Capital work and big repairs, tracked from “we should do this” through bidding, work-in-progress, and the final ribbon-cutting. Bids and updates are kept on the project so the paper trail stays together.

On this page

The five statuses

Every project has a status: planned, bidding (“Seeking Bids” on the card), in_progress, completed, or cancelled. The Active tab on /projects shows the first three; the Completed tab shows the last two. Each status has its own color chip so a quick scan tells you what’s going on.

Status is a manual flip from the admin view. The natural flow is plannedbiddingin_progresscompleted, but nothing’s enforced; you can jump directly to completed for a small one-off job that didn’t need bids.

Categories

Seven categories ship by default: Landscaping, Infrastructure, Amenities, Safety & Security, Roofing & Gutters, Painting, and General. The category labels project cards and helps neighbors mentally group what’s happening (“the roof job, the front-gate job, the pool deck job”).

Bids

When a project is in the bidding phase, admins can attach bids. Each bid carries a vendor name, an optional amount, optional notes, and an optional attached document (the contractor’s PDF proposal, for instance). Bid counts show on the project card, and the project detail page lists every bid received.
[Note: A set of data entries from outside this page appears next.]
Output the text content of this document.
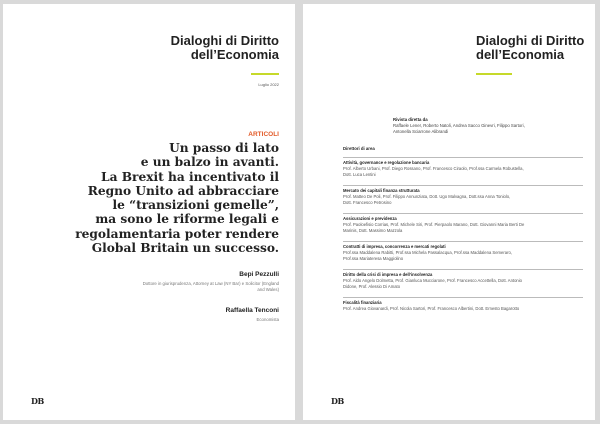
Dialoghi di Diritto
dell’Economia
Luglio 2022
ARTICOLI
Un passo di lato
e un balzo in avanti.
La Brexit ha incentivato il
Regno Unito ad abbracciare
le “transizioni gemelle”,
ma sono le riforme legali e
regolamentaria poter rendere
Global Britain un successo.
Bepi Pezzulli
Dottore in giurisprudenza, Attorney at Law (NY Bar) e Solicitor (England
and Wales)
Raffaella Tenconi
Economista
DB
Dialoghi di Diritto
dell’Economia
Rivista diretta da
Raffaele Lener, Roberto Natoli, Andrea Sacco Ginevri, Filippo Sartori,
Antonella Sciarrone Alibrandi
Direttori di area
Attività, governance e regolazione bancaria
Prof. Alberto Urbani, Prof. Diego Rossano, Prof. Francesco Ciraolo, Prof.ssa Carmela Robustella,
Dott. Luca Lentini
Mercato dei capitali finanza strutturata
Prof. Matteo De Poli, Prof. Filippo Annunziata, Dott. Ugo Malvagna, Dott.ssa Anna Toniolo,
Dott. Francesco Petrosino
Assicurazioni e previdenza
Prof. Paoloefisio Corrias, Prof. Michele Siri, Prof. Pierpaolo Marano, Dott. Giovanni Maria Berti De
Marinis, Dott. Massimo Mazzola
Contratti di impresa, concorrenza e mercati regolati
Prof.ssa Maddalena Rabitti, Prof.ssa Michela Passalacqua, Prof.ssa Maddalena Semeraro,
Prof.ssa Mariateresa Maggiolino
Diritto della crisi di impresa e dell’insolvenza
Prof. Aldo Angelo Dolmetta, Prof. Gianluca Mucciarone, Prof. Francesco Accettella, Dott. Antonio
Didone, Prof. Alessio Di Amato
Fiscalità finanziaria
Prof. Andrea Giovanardi, Prof. Nicola Sartori, Prof. Francesco Albertini, Dott. Ernesto Bagarotto
DB
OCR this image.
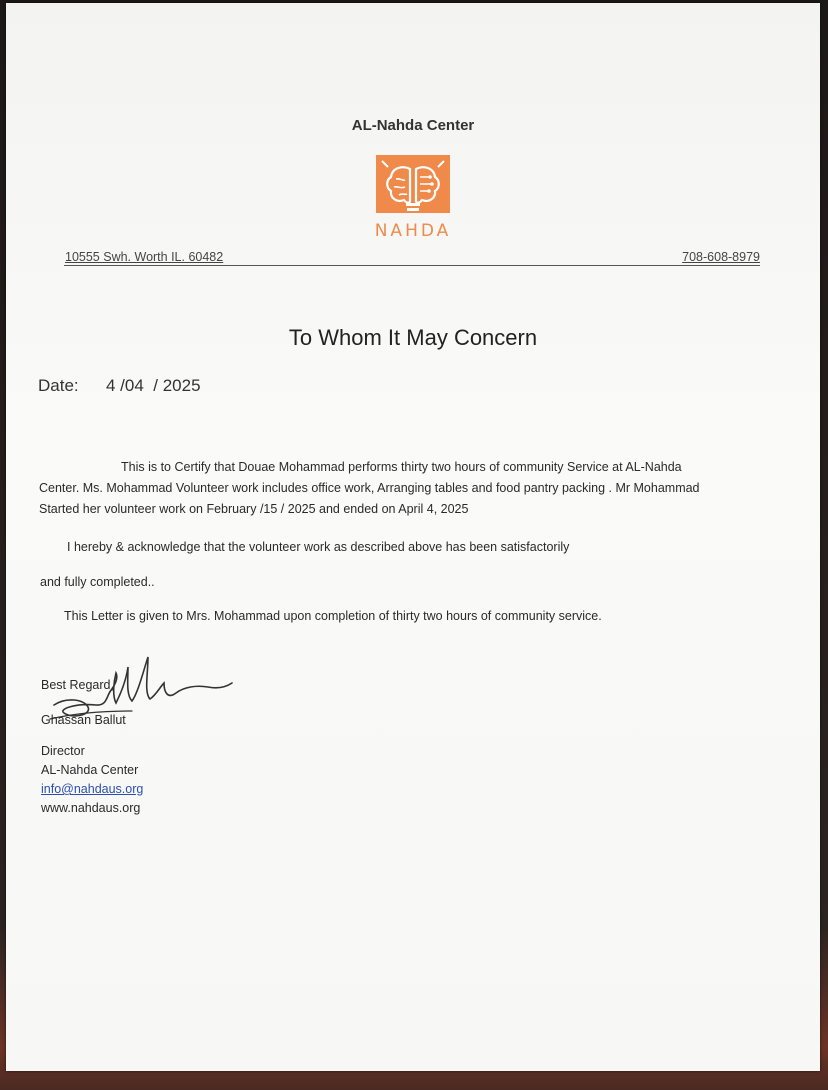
AL-Nahda Center
NAHDA
10555 Swh. Worth IL. 60482	708-608-8979
To Whom It May Concern
Date: 4 /04  / 2025
This is to Certify that Douae Mohammad performs thirty two hours of community Service at AL-Nahda
Center. Ms. Mohammad Volunteer work includes office work, Arranging tables and food pantry packing . Mr Mohammad
Started her volunteer work on February /15 / 2025 and ended on April 4, 2025
I hereby & acknowledge that the volunteer work as described above has been satisfactorily
and fully completed..
This Letter is given to Mrs. Mohammad upon completion of thirty two hours of community service.
Best Regard,
Ghassan Ballut
Director
AL-Nahda Center
info@nahdaus.org
www.nahdaus.org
Bid documents land in the private documents storage bucket and are served through 24-hour signed URLs, same as the main Documents library.

Updates

Projects support a running update feed: small posts from the admin or project lead describing progress (“foundation poured,” “waiting on permit,” “punch list this week”). The most recent update preview shows on the project card; clicking through shows the full timeline. Updates can carry attachments too.
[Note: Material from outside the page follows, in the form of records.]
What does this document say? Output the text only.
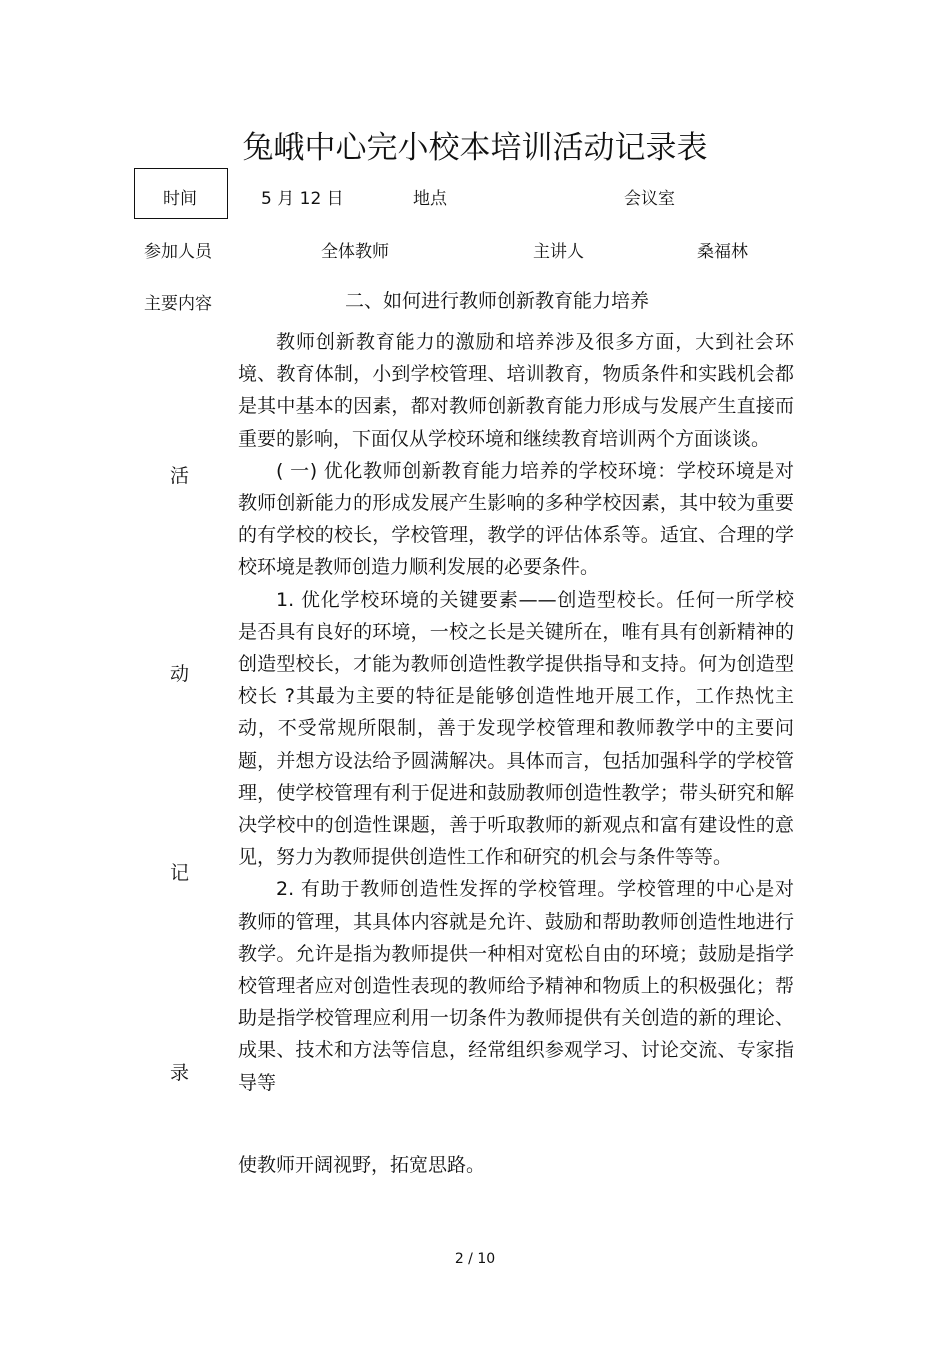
兔峨中心完小校本培训活动记录表
时间	5 月 12 日	地点	会议室
参加人员	全体教师	主讲人	桑福林
主要内容	二、如何进行教师创新教育能力培养
活
动
记
录

教师创新教育能力的激励和培养涉及很多方面，大到社会环境、教育体制，小到学校管理、培训教育，物质条件和实践机会都是其中基本的因素，都对教师创新教育能力形成与发展产生直接而重要的影响，下面仅从学校环境和继续教育培训两个方面谈谈。

( 一) 优化教师创新教育能力培养的学校环境：学校环境是对教师创新能力的形成发展产生影响的多种学校因素，其中较为重要的有学校的校长，学校管理，教学的评估体系等。适宜、合理的学校环境是教师创造力顺利发展的必要条件。

1. 优化学校环境的关键要素——创造型校长。任何一所学校是否具有良好的环境，一校之长是关键所在，唯有具有创新精神的创造型校长，才能为教师创造性教学提供指导和支持。何为创造型校长 ?其最为主要的特征是能够创造性地开展工作，工作热忱主动，不受常规所限制，善于发现学校管理和教师教学中的主要问题，并想方设法给予圆满解决。具体而言，包括加强科学的学校管理，使学校管理有利于促进和鼓励教师创造性教学；带头研究和解决学校中的创造性课题，善于听取教师的新观点和富有建设性的意见，努力为教师提供创造性工作和研究的机会与条件等等。

2. 有助于教师创造性发挥的学校管理。学校管理的中心是对教师的管理，其具体内容就是允许、鼓励和帮助教师创造性地进行教学。允许是指为教师提供一种相对宽松自由的环境；鼓励是指学校管理者应对创造性表现的教师给予精神和物质上的积极强化；帮助是指学校管理应利用一切条件为教师提供有关创造的新的理论、成果、技术和方法等信息，经常组织参观学习、讨论交流、专家指导等

使教师开阔视野，拓宽思路。
2 / 10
Showing or hiding the budget

Each project has a budget_amount and a show_budget flag. The flag is the gate: with it off, the budget is stored but never rendered for residents (useful while bids are open and the board doesn’t want to anchor proposals to a public number). With it on, the budget shows on the project card.

Estimated end date moves a bar on the calendar
If the Calendar feature is enabled, active projects render as a colored bar spanning estimated_start to estimated_end. Keeping those fields up to date is the same effort as updating the project’s status, and it’s how residents catch overlap between two projects at the same amenity.